"Eine goldene Pailette ist eine winzige Scheibe aus vergoldetem Metall, von einem Loch durchbohrt. Dünn und leicht, vermag sie auf dem Wasser zu schwimmen. Manchmal bleiben eine oder zwei in den Locken eines Akrobaten hängen."
Der Künstler hat die Verpflichtung sich selbst das äußerste abzuverlangen, um in der Kunst zu verwirklichen, was in der Realität des Lebens nicht zu erreichen ist. - In diesem Sinne erteilt Jean Genet in seinem Prosagedicht "Der Seiltänzer" Ratschläge an eben diesen und meint damit stellvertretend den Künstler per se.Die alte These: Der einsame, lebensuntüchtige Mensch, der in seiner Selbstüberwindung durch sein Kunstwerk zum Künstler wird - oder: Nur der wirklich verzweifelteKünstler ist ein guter Künstler?
Ein Statement, das von Jean Genet theoretisch bejaht und praktisch bezweifelt wird.

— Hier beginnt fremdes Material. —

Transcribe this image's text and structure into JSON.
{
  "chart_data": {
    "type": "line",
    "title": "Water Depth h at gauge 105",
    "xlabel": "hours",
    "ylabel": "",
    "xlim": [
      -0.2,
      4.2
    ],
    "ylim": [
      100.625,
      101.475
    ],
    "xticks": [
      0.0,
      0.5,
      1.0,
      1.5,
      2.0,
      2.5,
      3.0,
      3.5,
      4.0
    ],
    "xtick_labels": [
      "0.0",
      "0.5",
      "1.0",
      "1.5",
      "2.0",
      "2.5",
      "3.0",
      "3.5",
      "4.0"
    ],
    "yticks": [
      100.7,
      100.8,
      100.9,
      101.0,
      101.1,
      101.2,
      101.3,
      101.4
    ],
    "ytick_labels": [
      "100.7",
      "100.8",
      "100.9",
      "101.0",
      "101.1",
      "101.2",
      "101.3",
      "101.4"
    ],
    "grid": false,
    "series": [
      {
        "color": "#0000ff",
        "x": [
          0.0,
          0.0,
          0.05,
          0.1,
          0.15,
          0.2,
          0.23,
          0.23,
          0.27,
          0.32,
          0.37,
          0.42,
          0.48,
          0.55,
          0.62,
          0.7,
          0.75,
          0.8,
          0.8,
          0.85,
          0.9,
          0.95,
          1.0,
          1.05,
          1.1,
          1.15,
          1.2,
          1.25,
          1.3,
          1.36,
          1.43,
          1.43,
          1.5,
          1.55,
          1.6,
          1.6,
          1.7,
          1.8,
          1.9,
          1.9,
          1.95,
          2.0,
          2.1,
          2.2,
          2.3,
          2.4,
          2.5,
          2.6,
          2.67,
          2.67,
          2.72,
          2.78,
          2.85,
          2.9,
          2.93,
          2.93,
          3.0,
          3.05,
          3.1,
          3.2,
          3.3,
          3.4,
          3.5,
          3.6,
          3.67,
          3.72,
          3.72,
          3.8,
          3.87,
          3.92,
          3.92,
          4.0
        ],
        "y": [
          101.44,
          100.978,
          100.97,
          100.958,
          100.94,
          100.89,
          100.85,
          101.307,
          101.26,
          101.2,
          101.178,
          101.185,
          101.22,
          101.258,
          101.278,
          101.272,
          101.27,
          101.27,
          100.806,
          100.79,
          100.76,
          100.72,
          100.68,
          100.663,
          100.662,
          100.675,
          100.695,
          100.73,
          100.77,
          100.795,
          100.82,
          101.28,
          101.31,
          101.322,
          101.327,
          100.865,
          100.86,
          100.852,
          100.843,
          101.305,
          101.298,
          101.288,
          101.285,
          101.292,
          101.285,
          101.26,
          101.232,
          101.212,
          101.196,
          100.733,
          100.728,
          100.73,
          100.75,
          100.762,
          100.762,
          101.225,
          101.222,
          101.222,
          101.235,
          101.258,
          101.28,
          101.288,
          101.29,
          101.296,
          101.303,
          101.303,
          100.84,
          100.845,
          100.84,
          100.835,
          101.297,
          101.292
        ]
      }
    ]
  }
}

Und so ballancieren viele Künstler - ob Komponisten, Maler, Dichter oder Seiltänzer - zwischen den Welten und suchen ihren Ausdruck in ihrer Kunst. In diesem Sinne ist auch dieses Konzert ein Seiltanz zwischen Ungewohntem und Vertrautem, Gehörtem und Ungehörtem, Altem und Neuem. Kompositionen von Hosokawa, Lombardi, Scelsi, Dick, Offermans, Pagh-Paan und Fukushima brechen mit alten Hörgewohnheiten, während der Text Gewohntes neu beleuchtet. Fern von jedem Dogmatismus hat das Publikum die Möglichkeit sich einzufühlen und die Freiheit zu- oder wegzuhören

"Aber ich wollte nichts anderes als: Bei Gelegenheit Deiner Kunst ein Gedicht schreiben, dessen Inbrunst Dir in die Wangen steigt. Es handelte sich darum, Dich zu entflammen, nicht Dich zu lehren."


Pressestimmen:
(...) "Zu hören war das Prosagedicht "Der Seiltänzer" von Jean Genet, das die Schauspielerin Gabriela Zorn souverän vortrug. Dabei nutzte sie den ganzen Musiksalon als ihre "Bühne", band auch die Zuhörer ein. Die Flötistin Britta Roscher war Teil dieser Inszenierung, nicht nur als musikalische Unterbrechung oder Kommentierung des Textes, sondern auch als (stumme) Partnerin, als scheinbar Angesprochene der im Gedicht zu Wort kommenden Personen.
(...) Britta Roscher stellte die Werke perfekt, dabei ruhig und sehr sicher vor und schuf so eine Atmosphäre interessierten Zuhörens.
Wiesbadener Tagblatt, 19.06.1999



Zusatzangebot:
Die Schauspielerin Gabriela Zorn präsentiert auf Wunsch einen Einführungsabend in Werk und Leben Jean Genets.

Le Poète maudit
Ein Abend mit Texten von und über Jean Genet
Jean Genet, geboren am 19. Dezember 1910 in Paris, kam als uneheliches Kind im Alter von fünfzehn Jahren in die Besserungsanstalt. Er brach aus, trat in die Fremdenlegion ein, floh, prostituierte sich, vagabundierte durch neun Länder, stahl, ließ sich aushalten, lebte unter fünfzehn verschiedenen Namen, war zwischen 1937 und 1943 dreizehnmal zu Gefängnis verurteilt und aus fünf Ländern ausgewiesen worden. 1942 schrieb er im Gefängnis seinen ersten Roman "Notre-Dame-des-Fleurs". Genet widmete dieses Buch einem Mörder. Auf Grund einer Petition Satres und Cocteaus wurde er vom französischen Staatspräsidenten begnadigt und in der literarischen Welt bald zum "poète maudit". Seine Gedichte, Romane und Dramen wurden in Frankreich und einigen anderen Ländern, auch der Bundesrepublik, zeitweise verboten.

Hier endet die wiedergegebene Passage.